An exteriority, then, that runs along the edge of the world like the lining of a coat. A liminal materiality – the thickness of that from which the world is made: this is what is allowed to affirm itself even as it is normally hidden. I should add that it is primarily of the linguistic work of which I am thinking; it is not that the limit of language is the limit of the world – but that the concealment which accompanies the disclosure of the world gives itself to be experienced – figured – in the distancing from the world that is specific, according to Blanchot, to a particular kind of literature. But I will not explore that claim any further here.

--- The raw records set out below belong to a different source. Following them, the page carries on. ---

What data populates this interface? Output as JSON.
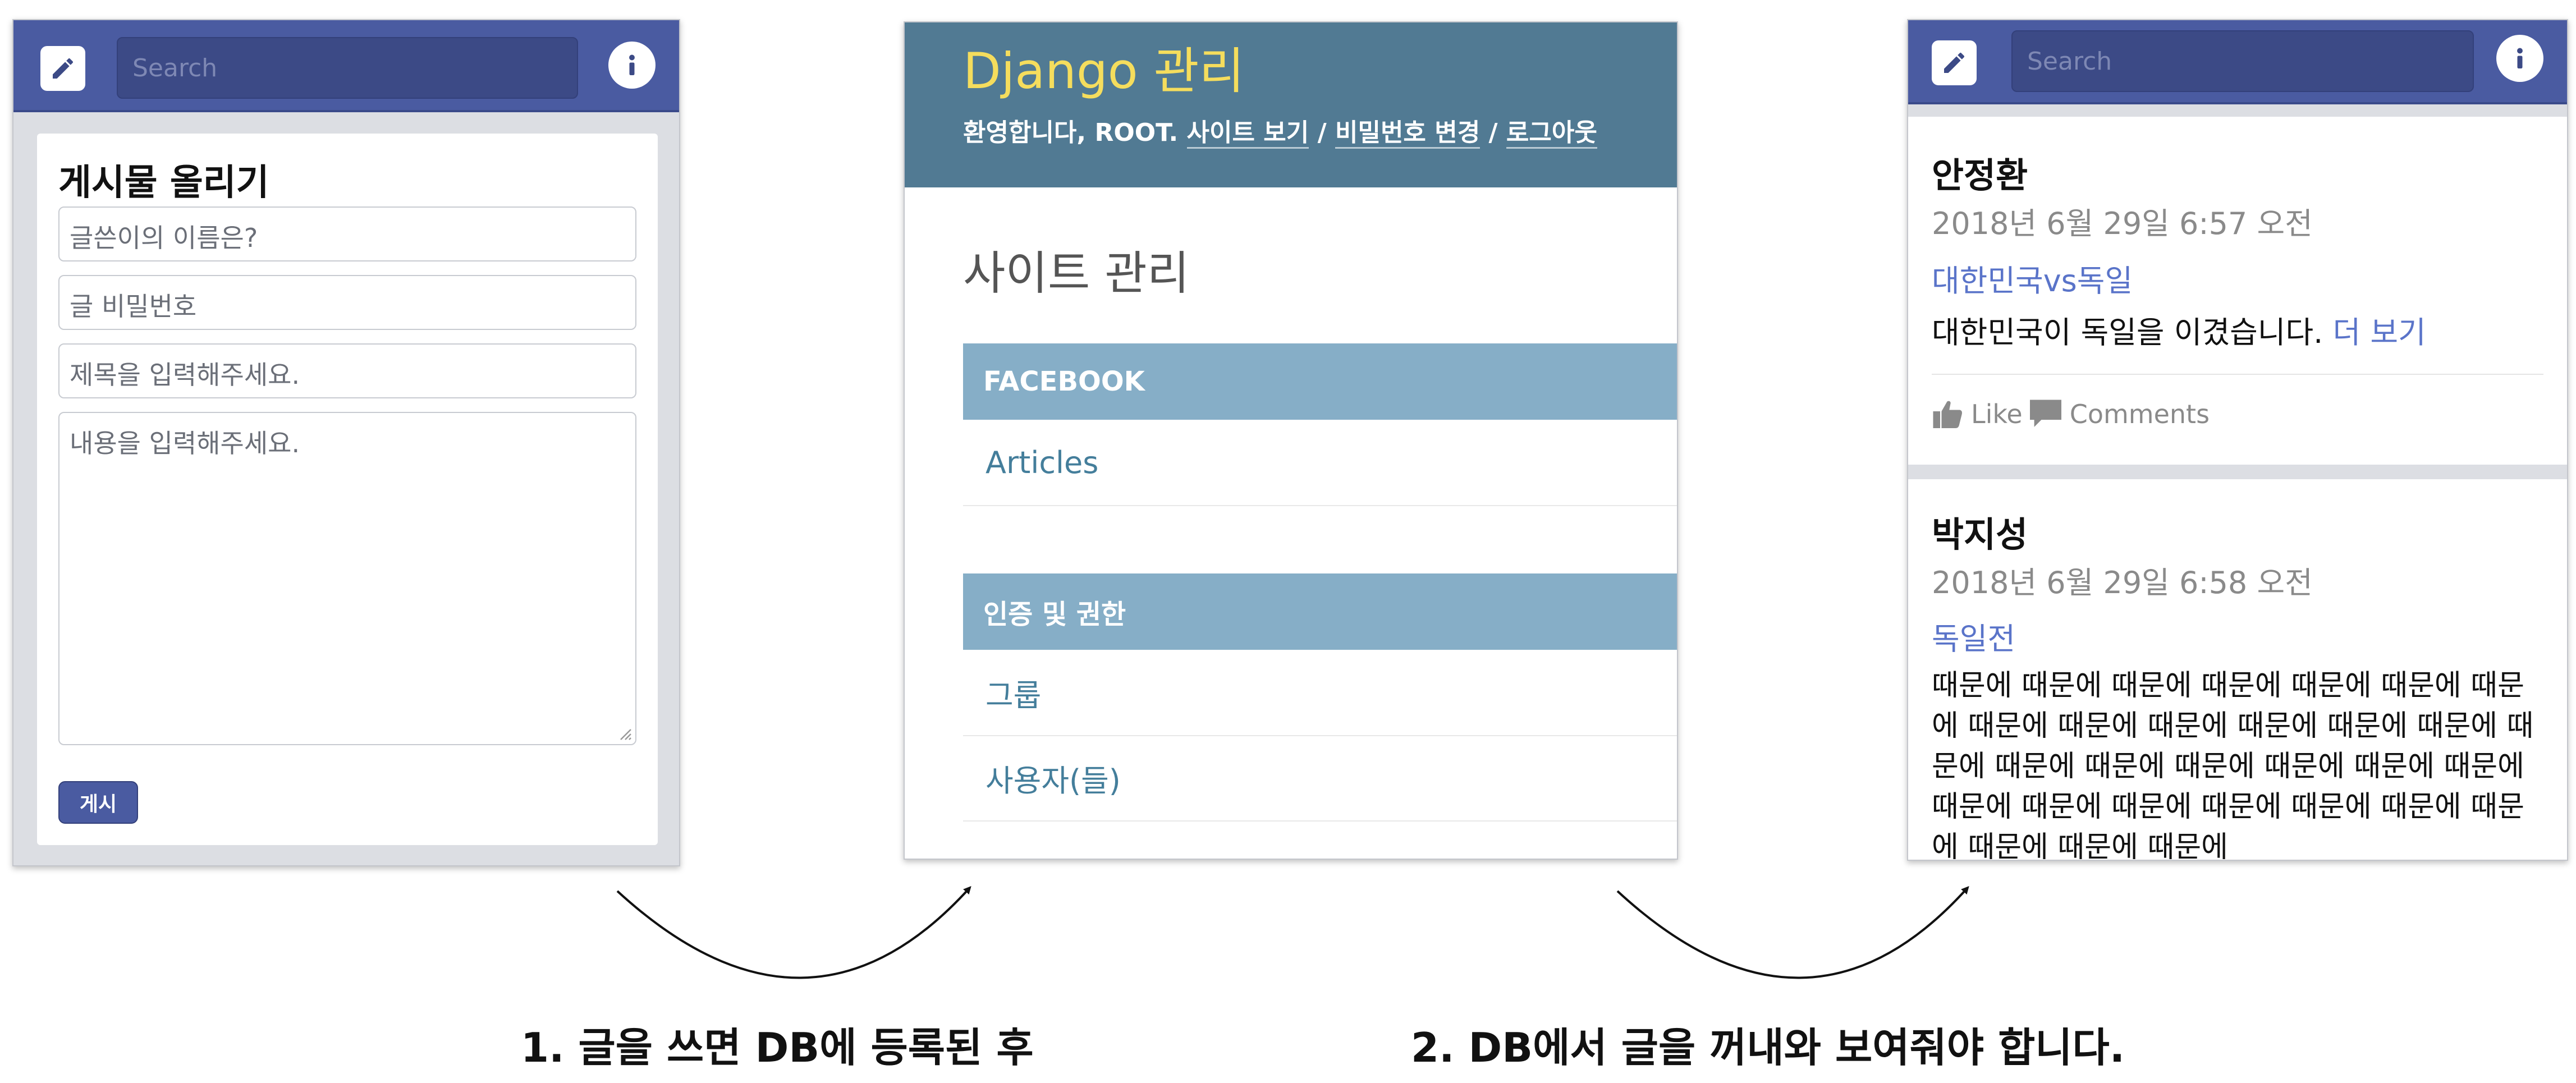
{
  "post_form": {
    "search_placeholder": "Search",
    "title": "게시물 올리기",
    "name_placeholder": "글쓴이의 이름은?",
    "password_placeholder": "글 비밀번호",
    "subject_placeholder": "제목을 입력해주세요.",
    "content_placeholder": "내용을 입력해주세요.",
    "submit_label": "게시"
  },
  "admin": {
    "brand": "Django 관리",
    "welcome": "환영합니다,",
    "user": "ROOT",
    "view_site": "사이트 보기",
    "change_password": "비밀번호 변경",
    "logout": "로그아웃",
    "site_admin_title": "사이트 관리",
    "sections": [
      {
        "caption": "FACEBOOK",
        "rows": [
          "Articles"
        ]
      },
      {
        "caption": "인증 및 권한",
        "rows": [
          "그룹",
          "사용자(들)"
        ]
      }
    ]
  },
  "feed": {
    "search_placeholder": "Search",
    "posts": [
      {
        "author": "안정환",
        "date": "2018년 6월 29일 6:57 오전",
        "title": "대한민국vs독일",
        "body": "대한민국이 독일을 이겼습니다.",
        "more": "더 보기",
        "like_label": "Like",
        "comments_label": "Comments"
      },
      {
        "author": "박지성",
        "date": "2018년 6월 29일 6:58 오전",
        "title": "독일전",
        "body": "때문에 때문에 때문에 때문에 때문에 때문에 때문에 때문에 때문에 때문에 때문에 때문에 때문에 때문에 때문에 때문에 때문에 때문에 때문에 때문에 때문에 때문에 때문에 때문에 때문에 때문에 때문에 때문에 때문에 때문에"
      }
    ]
  },
  "captions": {
    "step1": "1. 글을 쓰면 DB에 등록된 후",
    "step2": "2. DB에서 글을 꺼내와 보여줘야 합니다."
  },
  "colors": {
    "fb_blue": "#4a5ba1",
    "django_header": "#517a93",
    "django_caption": "#86aec7",
    "django_brand": "#f5dd5d",
    "link_blue": "#5a74c9"
  }
}
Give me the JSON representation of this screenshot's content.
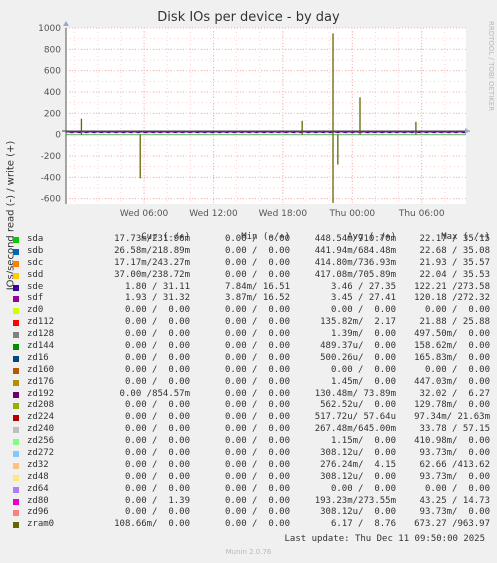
{
  "title": "Disk IOs per device - by day",
  "ylabel": "IOs/second read (-) / write (+)",
  "watermark": "RRDTOOL / TOBI OETIKER",
  "footer": "Munin 2.0.76",
  "last_update": "Last update: Thu Dec 11 09:50:00 2025",
  "headers": {
    "cur": "Cur (-/+)",
    "min": "Min (-/+)",
    "avg": "Avg (-/+)",
    "max": "Max (-/+)"
  },
  "chart_data": {
    "type": "line",
    "title": "Disk IOs per device - by day",
    "xlabel": "",
    "ylabel": "IOs/second read (-) / write (+)",
    "ylim": [
      -650,
      1000
    ],
    "yticks": [
      -600,
      -400,
      -200,
      0,
      200,
      400,
      600,
      800,
      1000
    ],
    "xticks": [
      "Wed 06:00",
      "Wed 12:00",
      "Wed 18:00",
      "Thu 00:00",
      "Thu 06:00"
    ],
    "grid": true,
    "spikes": [
      {
        "x": "Wed 00:35",
        "y": 150
      },
      {
        "x": "Wed 05:40",
        "y": -410
      },
      {
        "x": "Wed 19:40",
        "y": 130
      },
      {
        "x": "Wed 22:20",
        "y": -640
      },
      {
        "x": "Wed 22:20",
        "y": 950
      },
      {
        "x": "Wed 22:45",
        "y": -280
      },
      {
        "x": "Thu 00:40",
        "y": 350
      },
      {
        "x": "Thu 05:30",
        "y": 120
      }
    ],
    "series": [
      {
        "name": "sda",
        "color": "#00cc00",
        "cur": "17.73m/231.96m",
        "min": "0.00 /  0.00",
        "avg": "448.54m/710.70m",
        "max": "22.17 / 35.15"
      },
      {
        "name": "sdb",
        "color": "#0066b3",
        "cur": "26.58m/218.89m",
        "min": "0.00 /  0.00",
        "avg": "441.94m/684.48m",
        "max": "22.68 / 35.08"
      },
      {
        "name": "sdc",
        "color": "#ff8000",
        "cur": "17.17m/243.27m",
        "min": "0.00 /  0.00",
        "avg": "414.80m/736.93m",
        "max": "21.93 / 35.57"
      },
      {
        "name": "sdd",
        "color": "#ffcc00",
        "cur": "37.00m/238.72m",
        "min": "0.00 /  0.00",
        "avg": "417.08m/705.89m",
        "max": "22.04 / 35.53"
      },
      {
        "name": "sde",
        "color": "#330099",
        "cur": " 1.80 / 31.11",
        "min": "7.84m/ 16.51",
        "avg": " 3.46 / 27.35",
        "max": "122.21 /273.58"
      },
      {
        "name": "sdf",
        "color": "#990099",
        "cur": " 1.93 / 31.32",
        "min": "3.87m/ 16.52",
        "avg": " 3.45 / 27.41",
        "max": "120.18 /272.32"
      },
      {
        "name": "zd0",
        "color": "#ccff00",
        "cur": " 0.00 /  0.00",
        "min": "0.00 /  0.00",
        "avg": " 0.00 /  0.00",
        "max": " 0.00 /  0.00"
      },
      {
        "name": "zd112",
        "color": "#ff0000",
        "cur": " 0.00 /  0.00",
        "min": "0.00 /  0.00",
        "avg": "135.82m/  2.17",
        "max": "21.88 / 25.88"
      },
      {
        "name": "zd128",
        "color": "#808080",
        "cur": " 0.00 /  0.00",
        "min": "0.00 /  0.00",
        "avg": " 1.39m/  0.00",
        "max": "497.50m/  0.00"
      },
      {
        "name": "zd144",
        "color": "#008f00",
        "cur": " 0.00 /  0.00",
        "min": "0.00 /  0.00",
        "avg": "489.37u/  0.00",
        "max": "158.62m/  0.00"
      },
      {
        "name": "zd16",
        "color": "#00487d",
        "cur": " 0.00 /  0.00",
        "min": "0.00 /  0.00",
        "avg": "500.26u/  0.00",
        "max": "165.83m/  0.00"
      },
      {
        "name": "zd160",
        "color": "#b35a00",
        "cur": " 0.00 /  0.00",
        "min": "0.00 /  0.00",
        "avg": " 0.00 /  0.00",
        "max": " 0.00 /  0.00"
      },
      {
        "name": "zd176",
        "color": "#b38f00",
        "cur": " 0.00 /  0.00",
        "min": "0.00 /  0.00",
        "avg": " 1.45m/  0.00",
        "max": "447.03m/  0.00"
      },
      {
        "name": "zd192",
        "color": "#6b006b",
        "cur": " 0.00 /854.57m",
        "min": "0.00 /  0.00",
        "avg": "130.48m/ 73.89m",
        "max": "32.02 /  6.27"
      },
      {
        "name": "zd208",
        "color": "#8fb300",
        "cur": " 0.00 /  0.00",
        "min": "0.00 /  0.00",
        "avg": "562.52u/  0.00",
        "max": "129.78m/  0.00"
      },
      {
        "name": "zd224",
        "color": "#b30000",
        "cur": " 0.00 /  0.00",
        "min": "0.00 /  0.00",
        "avg": "517.72u/ 57.64u",
        "max": "97.34m/ 21.63m"
      },
      {
        "name": "zd240",
        "color": "#bebebe",
        "cur": " 0.00 /  0.00",
        "min": "0.00 /  0.00",
        "avg": "267.48m/645.00m",
        "max": "33.78 / 57.15"
      },
      {
        "name": "zd256",
        "color": "#80ff80",
        "cur": " 0.00 /  0.00",
        "min": "0.00 /  0.00",
        "avg": " 1.15m/  0.00",
        "max": "410.98m/  0.00"
      },
      {
        "name": "zd272",
        "color": "#80c9ff",
        "cur": " 0.00 /  0.00",
        "min": "0.00 /  0.00",
        "avg": "308.12u/  0.00",
        "max": "93.73m/  0.00"
      },
      {
        "name": "zd32",
        "color": "#ffc080",
        "cur": " 0.00 /  0.00",
        "min": "0.00 /  0.00",
        "avg": "276.24m/  4.15",
        "max": "62.66 /413.62"
      },
      {
        "name": "zd48",
        "color": "#ffe680",
        "cur": " 0.00 /  0.00",
        "min": "0.00 /  0.00",
        "avg": "308.12u/  0.00",
        "max": "93.73m/  0.00"
      },
      {
        "name": "zd64",
        "color": "#aa80ff",
        "cur": " 0.00 /  0.00",
        "min": "0.00 /  0.00",
        "avg": " 0.00 /  0.00",
        "max": " 0.00 /  0.00"
      },
      {
        "name": "zd80",
        "color": "#ee00cc",
        "cur": " 0.00 /  1.39",
        "min": "0.00 /  0.00",
        "avg": "193.23m/273.55m",
        "max": "43.25 / 14.73"
      },
      {
        "name": "zd96",
        "color": "#ff8080",
        "cur": " 0.00 /  0.00",
        "min": "0.00 /  0.00",
        "avg": "308.12u/  0.00",
        "max": "93.73m/  0.00"
      },
      {
        "name": "zram0",
        "color": "#666600",
        "cur": "108.66m/  0.00",
        "min": "0.00 /  0.00",
        "avg": " 6.17 /  8.76",
        "max": "673.27 /963.97"
      }
    ]
  }
}
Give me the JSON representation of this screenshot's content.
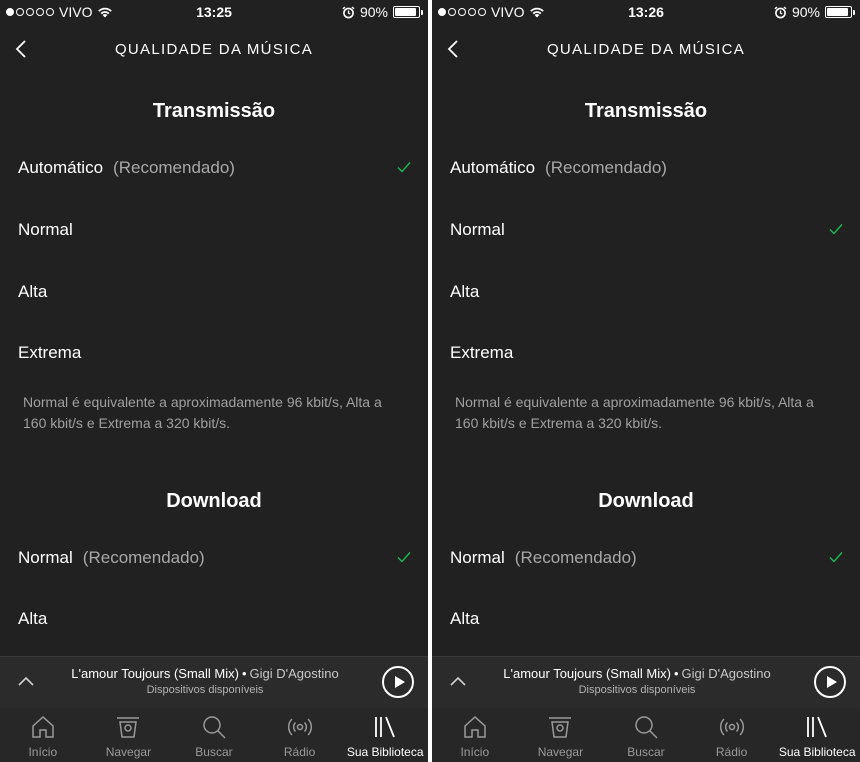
{
  "screens": [
    {
      "status": {
        "carrier": "VIVO",
        "time": "13:25",
        "battery": "90%",
        "battery_level": 0.9
      },
      "header": {
        "title": "QUALIDADE DA MÚSICA"
      },
      "streaming": {
        "heading": "Transmissão",
        "options": [
          {
            "label": "Automático",
            "note": "(Recomendado)",
            "selected": true
          },
          {
            "label": "Normal",
            "note": "",
            "selected": false
          },
          {
            "label": "Alta",
            "note": "",
            "selected": false
          },
          {
            "label": "Extrema",
            "note": "",
            "selected": false
          }
        ],
        "description": "Normal é equivalente a aproximadamente 96 kbit/s, Alta a 160 kbit/s e Extrema a 320 kbit/s."
      },
      "download": {
        "heading": "Download",
        "options": [
          {
            "label": "Normal",
            "note": "(Recomendado)",
            "selected": true
          },
          {
            "label": "Alta",
            "note": "",
            "selected": false
          }
        ]
      },
      "now_playing": {
        "title": "L'amour Toujours (Small Mix)",
        "separator": "•",
        "artist": "Gigi D'Agostino",
        "subtitle": "Dispositivos disponíveis"
      },
      "tabs": [
        {
          "label": "Início",
          "icon": "home-icon",
          "active": false
        },
        {
          "label": "Navegar",
          "icon": "browse-icon",
          "active": false
        },
        {
          "label": "Buscar",
          "icon": "search-icon",
          "active": false
        },
        {
          "label": "Rádio",
          "icon": "radio-icon",
          "active": false
        },
        {
          "label": "Sua Biblioteca",
          "icon": "library-icon",
          "active": true
        }
      ]
    },
    {
      "status": {
        "carrier": "VIVO",
        "time": "13:26",
        "battery": "90%",
        "battery_level": 0.9
      },
      "header": {
        "title": "QUALIDADE DA MÚSICA"
      },
      "streaming": {
        "heading": "Transmissão",
        "options": [
          {
            "label": "Automático",
            "note": "(Recomendado)",
            "selected": false
          },
          {
            "label": "Normal",
            "note": "",
            "selected": true
          },
          {
            "label": "Alta",
            "note": "",
            "selected": false
          },
          {
            "label": "Extrema",
            "note": "",
            "selected": false
          }
        ],
        "description": "Normal é equivalente a aproximadamente 96 kbit/s, Alta a 160 kbit/s e Extrema a 320 kbit/s."
      },
      "download": {
        "heading": "Download",
        "options": [
          {
            "label": "Normal",
            "note": "(Recomendado)",
            "selected": true
          },
          {
            "label": "Alta",
            "note": "",
            "selected": false
          }
        ]
      },
      "now_playing": {
        "title": "L'amour Toujours (Small Mix)",
        "separator": "•",
        "artist": "Gigi D'Agostino",
        "subtitle": "Dispositivos disponíveis"
      },
      "tabs": [
        {
          "label": "Início",
          "icon": "home-icon",
          "active": false
        },
        {
          "label": "Navegar",
          "icon": "browse-icon",
          "active": false
        },
        {
          "label": "Buscar",
          "icon": "search-icon",
          "active": false
        },
        {
          "label": "Rádio",
          "icon": "radio-icon",
          "active": false
        },
        {
          "label": "Sua Biblioteca",
          "icon": "library-icon",
          "active": true
        }
      ]
    }
  ],
  "colors": {
    "background": "#212121",
    "accent_check": "#1db954",
    "secondary_text": "#a8a8a8"
  }
}
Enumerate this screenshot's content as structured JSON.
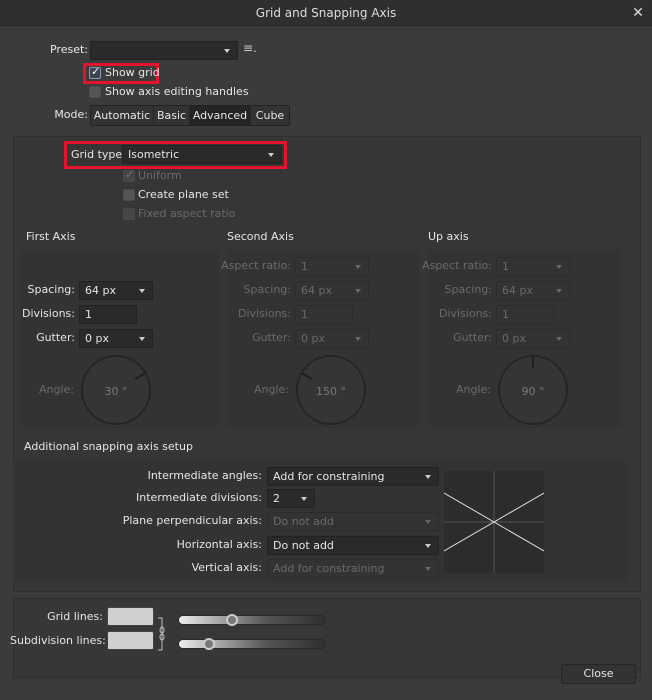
{
  "window": {
    "title": "Grid and Snapping Axis",
    "close_icon": "close-icon"
  },
  "preset": {
    "label": "Preset:",
    "value": "",
    "menu_icon": "list-menu-icon"
  },
  "show_grid": {
    "label": "Show grid",
    "checked": true
  },
  "show_axis_handles": {
    "label": "Show axis editing handles",
    "checked": false
  },
  "mode": {
    "label": "Mode:",
    "options": [
      "Automatic",
      "Basic",
      "Advanced",
      "Cube"
    ],
    "selected": "Advanced"
  },
  "grid_type": {
    "label": "Grid type:",
    "value": "Isometric"
  },
  "uniform": {
    "label": "Uniform",
    "checked": true,
    "disabled": true
  },
  "create_plane_set": {
    "label": "Create plane set",
    "checked": false
  },
  "fixed_aspect": {
    "label": "Fixed aspect ratio",
    "checked": false,
    "disabled": true
  },
  "axes": [
    {
      "title": "First Axis",
      "aspect_label": "",
      "aspect": "",
      "spacing_label": "Spacing:",
      "spacing": "64 px",
      "divisions_label": "Divisions:",
      "divisions": "1",
      "gutter_label": "Gutter:",
      "gutter": "0 px",
      "angle_label": "Angle:",
      "angle": "30 °",
      "angle_value": 30
    },
    {
      "title": "Second Axis",
      "aspect_label": "Aspect ratio:",
      "aspect": "1",
      "spacing_label": "Spacing:",
      "spacing": "64 px",
      "divisions_label": "Divisions:",
      "divisions": "1",
      "gutter_label": "Gutter:",
      "gutter": "0 px",
      "angle_label": "Angle:",
      "angle": "150 °",
      "angle_value": 150
    },
    {
      "title": "Up axis",
      "aspect_label": "Aspect ratio:",
      "aspect": "1",
      "spacing_label": "Spacing:",
      "spacing": "64 px",
      "divisions_label": "Divisions:",
      "divisions": "1",
      "gutter_label": "Gutter:",
      "gutter": "0 px",
      "angle_label": "Angle:",
      "angle": "90 °",
      "angle_value": 90
    }
  ],
  "snapping": {
    "title": "Additional snapping axis setup",
    "rows": [
      {
        "label": "Intermediate angles:",
        "value": "Add for constraining",
        "disabled": false
      },
      {
        "label": "Intermediate divisions:",
        "value": "2",
        "disabled": false
      },
      {
        "label": "Plane perpendicular axis:",
        "value": "Do not add",
        "disabled": true
      },
      {
        "label": "Horizontal axis:",
        "value": "Do not add",
        "disabled": false
      },
      {
        "label": "Vertical axis:",
        "value": "Add for constraining",
        "disabled": true
      }
    ]
  },
  "lines": {
    "grid_label": "Grid lines:",
    "sub_label": "Subdivision lines:",
    "grid_opacity": 0.36,
    "sub_opacity": 0.2,
    "grid_color": "#d0d0d0",
    "sub_color": "#d0d0d0",
    "link_icon": "chain-link-icon"
  },
  "footer": {
    "close_label": "Close"
  },
  "colors": {
    "highlight": "#e2152d",
    "background": "#3b3b3b"
  }
}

8. What is the relationship between writing and politics? How can dying be remembered, such that it might be acted upon, in the name of truth, of justice?

Fascinating that Blanchot condemns Heidegger as a writer, as though his failure were all the greater because he had passed through the experience so important to the author of The Space of Literature. The question, then, for the writers of the Revue Intentionale to affirm the experience which they had endured. To affirm a kind of destitution – the solitude of the work of art as it sets itself apart from the world.